Leo, este miércoles 18 de febrero del 2026 la vida te va a empezar a pagar lo que te debe, pero no con monedas chiquitas, sino con intereses, como señora que presta y cobra completo. Todo esfuerzo que has hecho en silencio, todo lo que aguantaste sin andar llorando en redes, comienza a rendir frutos. Así que no te me desesperes, porque lo que es tuyo llega, aunque tarde, pero llega con todo y moño.
Eso sí, tú eres bien intenso para querer. Te enamoras rápido, como si con tantita atención ya estuvieras entregando el corazón, el alma y hasta la contraseña del Netflix. Y está bonito ser fiel, claro que sí, pero también debes aprender que no cualquiera merece ese amor tan grande que traes. No seas como perrito que con una caricia ya cree que encontró dueño, porque hay gente que nomás se arrima cuando le conviene y después desaparece como pago pendiente.
Este día trae cambios fuertes en tu manera de pensar. Vas a madurar, y esa ingenuidad que a veces te hace creer en promesas bonitas va a empezar a desaparecer. Ya no vas a estar para migajas emocionales, ni para amores a medias. Te vas a dar cuenta de que querer no es rogar, y que quien te quiera, se nota.

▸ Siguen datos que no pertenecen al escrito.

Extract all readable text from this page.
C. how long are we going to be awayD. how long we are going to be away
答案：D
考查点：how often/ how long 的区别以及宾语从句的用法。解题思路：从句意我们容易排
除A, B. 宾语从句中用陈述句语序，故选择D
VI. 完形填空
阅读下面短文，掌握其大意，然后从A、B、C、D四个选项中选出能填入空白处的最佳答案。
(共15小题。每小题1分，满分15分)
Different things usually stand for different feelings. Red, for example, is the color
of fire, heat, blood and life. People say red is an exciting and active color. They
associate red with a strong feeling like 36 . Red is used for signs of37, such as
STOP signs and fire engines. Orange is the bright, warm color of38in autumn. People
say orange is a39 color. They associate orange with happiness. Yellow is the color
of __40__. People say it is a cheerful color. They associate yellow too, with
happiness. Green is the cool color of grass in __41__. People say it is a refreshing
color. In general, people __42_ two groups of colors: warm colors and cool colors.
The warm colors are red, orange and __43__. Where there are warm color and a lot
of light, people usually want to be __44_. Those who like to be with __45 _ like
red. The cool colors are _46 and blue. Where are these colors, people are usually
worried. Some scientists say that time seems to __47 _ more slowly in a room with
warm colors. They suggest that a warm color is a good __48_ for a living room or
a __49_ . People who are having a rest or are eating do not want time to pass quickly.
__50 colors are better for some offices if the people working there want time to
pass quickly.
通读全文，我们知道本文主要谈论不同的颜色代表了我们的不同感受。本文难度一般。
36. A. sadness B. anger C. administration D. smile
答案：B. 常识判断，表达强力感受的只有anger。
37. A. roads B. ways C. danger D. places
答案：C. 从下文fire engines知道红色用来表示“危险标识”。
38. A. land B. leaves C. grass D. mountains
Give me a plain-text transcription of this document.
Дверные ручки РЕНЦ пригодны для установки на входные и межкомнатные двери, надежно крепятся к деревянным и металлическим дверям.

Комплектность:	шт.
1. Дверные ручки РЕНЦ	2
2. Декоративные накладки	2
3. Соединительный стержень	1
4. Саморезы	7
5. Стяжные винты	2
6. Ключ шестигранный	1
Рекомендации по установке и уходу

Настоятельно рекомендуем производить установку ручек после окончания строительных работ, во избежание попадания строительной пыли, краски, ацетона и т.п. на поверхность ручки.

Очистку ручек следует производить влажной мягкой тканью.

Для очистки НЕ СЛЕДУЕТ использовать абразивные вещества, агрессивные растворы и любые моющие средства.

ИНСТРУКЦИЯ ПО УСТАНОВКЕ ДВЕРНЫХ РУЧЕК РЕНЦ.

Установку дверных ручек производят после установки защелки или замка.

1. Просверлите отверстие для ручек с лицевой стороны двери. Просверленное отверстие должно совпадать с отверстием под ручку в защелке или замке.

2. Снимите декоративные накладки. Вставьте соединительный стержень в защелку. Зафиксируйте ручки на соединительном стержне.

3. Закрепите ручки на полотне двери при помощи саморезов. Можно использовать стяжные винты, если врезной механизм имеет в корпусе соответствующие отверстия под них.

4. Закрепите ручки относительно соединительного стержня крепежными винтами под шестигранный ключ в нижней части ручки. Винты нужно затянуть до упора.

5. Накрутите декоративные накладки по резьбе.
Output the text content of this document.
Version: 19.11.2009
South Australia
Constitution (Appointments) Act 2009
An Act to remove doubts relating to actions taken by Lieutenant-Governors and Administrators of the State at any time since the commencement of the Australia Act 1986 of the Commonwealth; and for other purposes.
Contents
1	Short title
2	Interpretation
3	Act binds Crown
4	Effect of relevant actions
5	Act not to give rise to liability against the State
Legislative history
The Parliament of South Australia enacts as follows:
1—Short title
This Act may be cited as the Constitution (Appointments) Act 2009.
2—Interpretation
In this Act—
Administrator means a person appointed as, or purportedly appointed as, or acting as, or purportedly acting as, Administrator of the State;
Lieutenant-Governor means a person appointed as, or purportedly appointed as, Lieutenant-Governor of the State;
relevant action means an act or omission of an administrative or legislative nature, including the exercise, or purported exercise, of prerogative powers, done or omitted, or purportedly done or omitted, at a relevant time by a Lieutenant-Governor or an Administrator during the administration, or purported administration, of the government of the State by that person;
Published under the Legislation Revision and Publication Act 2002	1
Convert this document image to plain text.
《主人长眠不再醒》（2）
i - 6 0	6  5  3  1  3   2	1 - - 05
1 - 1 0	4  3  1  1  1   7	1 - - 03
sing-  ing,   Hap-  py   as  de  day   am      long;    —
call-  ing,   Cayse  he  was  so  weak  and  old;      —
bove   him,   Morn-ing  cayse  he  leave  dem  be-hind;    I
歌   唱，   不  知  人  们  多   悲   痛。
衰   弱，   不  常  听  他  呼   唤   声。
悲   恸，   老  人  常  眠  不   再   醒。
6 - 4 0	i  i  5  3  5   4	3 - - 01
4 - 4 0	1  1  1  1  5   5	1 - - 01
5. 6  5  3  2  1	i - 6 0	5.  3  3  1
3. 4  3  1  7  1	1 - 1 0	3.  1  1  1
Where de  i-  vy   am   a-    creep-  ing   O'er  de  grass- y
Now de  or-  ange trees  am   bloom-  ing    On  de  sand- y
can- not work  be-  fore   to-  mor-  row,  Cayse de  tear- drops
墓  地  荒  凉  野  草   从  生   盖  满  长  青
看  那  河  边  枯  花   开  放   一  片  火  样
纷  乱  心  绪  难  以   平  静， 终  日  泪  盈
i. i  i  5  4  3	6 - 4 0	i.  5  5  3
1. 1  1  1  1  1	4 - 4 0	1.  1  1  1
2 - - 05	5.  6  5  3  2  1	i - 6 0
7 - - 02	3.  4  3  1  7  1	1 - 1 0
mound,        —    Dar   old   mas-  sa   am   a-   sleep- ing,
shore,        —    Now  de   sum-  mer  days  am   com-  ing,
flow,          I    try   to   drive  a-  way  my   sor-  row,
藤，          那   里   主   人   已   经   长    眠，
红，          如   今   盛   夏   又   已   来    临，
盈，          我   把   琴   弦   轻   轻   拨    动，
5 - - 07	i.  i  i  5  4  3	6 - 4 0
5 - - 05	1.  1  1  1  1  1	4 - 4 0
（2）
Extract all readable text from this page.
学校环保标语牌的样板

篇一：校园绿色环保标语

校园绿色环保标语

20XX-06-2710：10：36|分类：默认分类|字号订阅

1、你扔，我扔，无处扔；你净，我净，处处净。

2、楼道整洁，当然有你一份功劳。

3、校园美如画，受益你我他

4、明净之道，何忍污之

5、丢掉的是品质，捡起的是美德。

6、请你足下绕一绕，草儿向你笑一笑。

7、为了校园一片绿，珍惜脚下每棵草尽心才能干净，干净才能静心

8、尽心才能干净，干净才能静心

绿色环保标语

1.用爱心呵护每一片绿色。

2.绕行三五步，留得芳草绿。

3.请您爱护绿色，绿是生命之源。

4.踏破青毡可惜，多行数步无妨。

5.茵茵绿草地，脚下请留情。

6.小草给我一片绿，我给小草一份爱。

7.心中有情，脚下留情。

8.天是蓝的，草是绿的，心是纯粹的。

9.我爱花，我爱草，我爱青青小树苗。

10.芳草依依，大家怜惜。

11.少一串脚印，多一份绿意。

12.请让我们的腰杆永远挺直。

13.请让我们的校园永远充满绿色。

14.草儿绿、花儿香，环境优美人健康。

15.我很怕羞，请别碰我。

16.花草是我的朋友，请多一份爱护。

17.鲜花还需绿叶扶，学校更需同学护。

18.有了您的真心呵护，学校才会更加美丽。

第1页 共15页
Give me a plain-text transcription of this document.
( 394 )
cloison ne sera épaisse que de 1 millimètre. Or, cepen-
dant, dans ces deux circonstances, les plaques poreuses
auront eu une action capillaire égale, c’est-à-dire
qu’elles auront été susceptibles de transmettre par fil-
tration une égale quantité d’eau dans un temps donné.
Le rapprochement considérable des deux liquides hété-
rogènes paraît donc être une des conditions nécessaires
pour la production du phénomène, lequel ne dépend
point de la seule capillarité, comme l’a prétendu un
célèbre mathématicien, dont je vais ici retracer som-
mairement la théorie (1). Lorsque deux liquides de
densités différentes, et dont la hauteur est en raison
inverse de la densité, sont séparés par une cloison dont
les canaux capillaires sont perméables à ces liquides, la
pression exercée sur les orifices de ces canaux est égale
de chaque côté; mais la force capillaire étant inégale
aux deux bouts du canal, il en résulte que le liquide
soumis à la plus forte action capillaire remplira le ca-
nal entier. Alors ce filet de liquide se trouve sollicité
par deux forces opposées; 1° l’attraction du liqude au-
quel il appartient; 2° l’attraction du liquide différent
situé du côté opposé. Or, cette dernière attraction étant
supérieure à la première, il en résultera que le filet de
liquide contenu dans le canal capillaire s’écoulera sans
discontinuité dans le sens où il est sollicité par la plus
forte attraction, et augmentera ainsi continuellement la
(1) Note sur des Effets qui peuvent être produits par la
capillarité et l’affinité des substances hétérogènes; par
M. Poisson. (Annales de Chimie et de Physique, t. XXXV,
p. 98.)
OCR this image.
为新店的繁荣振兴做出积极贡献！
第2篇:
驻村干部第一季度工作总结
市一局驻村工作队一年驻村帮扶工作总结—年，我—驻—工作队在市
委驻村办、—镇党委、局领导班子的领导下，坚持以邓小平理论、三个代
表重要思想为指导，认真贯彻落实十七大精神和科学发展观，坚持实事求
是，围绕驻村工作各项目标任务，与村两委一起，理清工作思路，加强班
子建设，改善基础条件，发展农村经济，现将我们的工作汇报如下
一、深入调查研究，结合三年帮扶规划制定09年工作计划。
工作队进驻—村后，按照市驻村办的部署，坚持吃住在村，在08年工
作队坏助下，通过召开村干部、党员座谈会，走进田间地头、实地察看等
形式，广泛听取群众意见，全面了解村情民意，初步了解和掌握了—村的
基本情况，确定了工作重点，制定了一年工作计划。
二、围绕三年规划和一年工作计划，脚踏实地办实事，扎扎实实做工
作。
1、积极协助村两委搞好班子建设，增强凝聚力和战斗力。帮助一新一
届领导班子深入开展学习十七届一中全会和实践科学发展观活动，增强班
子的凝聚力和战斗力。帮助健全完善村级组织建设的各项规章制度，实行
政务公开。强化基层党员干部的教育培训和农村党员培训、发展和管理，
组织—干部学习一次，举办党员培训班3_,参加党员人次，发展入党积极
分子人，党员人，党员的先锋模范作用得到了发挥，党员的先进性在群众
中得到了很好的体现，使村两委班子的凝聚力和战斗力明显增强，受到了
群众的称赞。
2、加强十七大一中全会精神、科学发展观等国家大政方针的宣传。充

Un familiar podría buscarte o llegar con noticias que te moverán un poquito el tapete. Escucha, pero no cargues problemas ajenos como si fueran costales. También es buen momento para que te enfoques en ti, en tu físico, en tu mente, en tu paz. No todo en la vida es estar buscando pareja, porque cuando uno se encuentra a sí mismo, lo demás llega solito.
Ojo con tus pensamientos, Leo, porque estás en una etapa donde lo que imaginas puede materializarse rápido. Así que deja de andar atrayendo tragedias nomás por costumbre. No estés pensando “me va a ir mal” porque luego la vida dice: “ah, ¿eso quieres? pues toma”. Mejor piensa bonito, decreta mejor, y cuida tus palabras.
Días de reflexión vienen, pero también de entender que si algo no se ha dado, es porque todavía no era el momento. No fuerces puertas cerradas, que cuando se abren solas es porque ahí sí es. Y cuidado con pérdidas o descuidos, porque podría haber robo o extravío. No andes dejando la cartera como si el mundo fuera familia. Tú sigue firme, Leo, que lo mejor apenas comienza.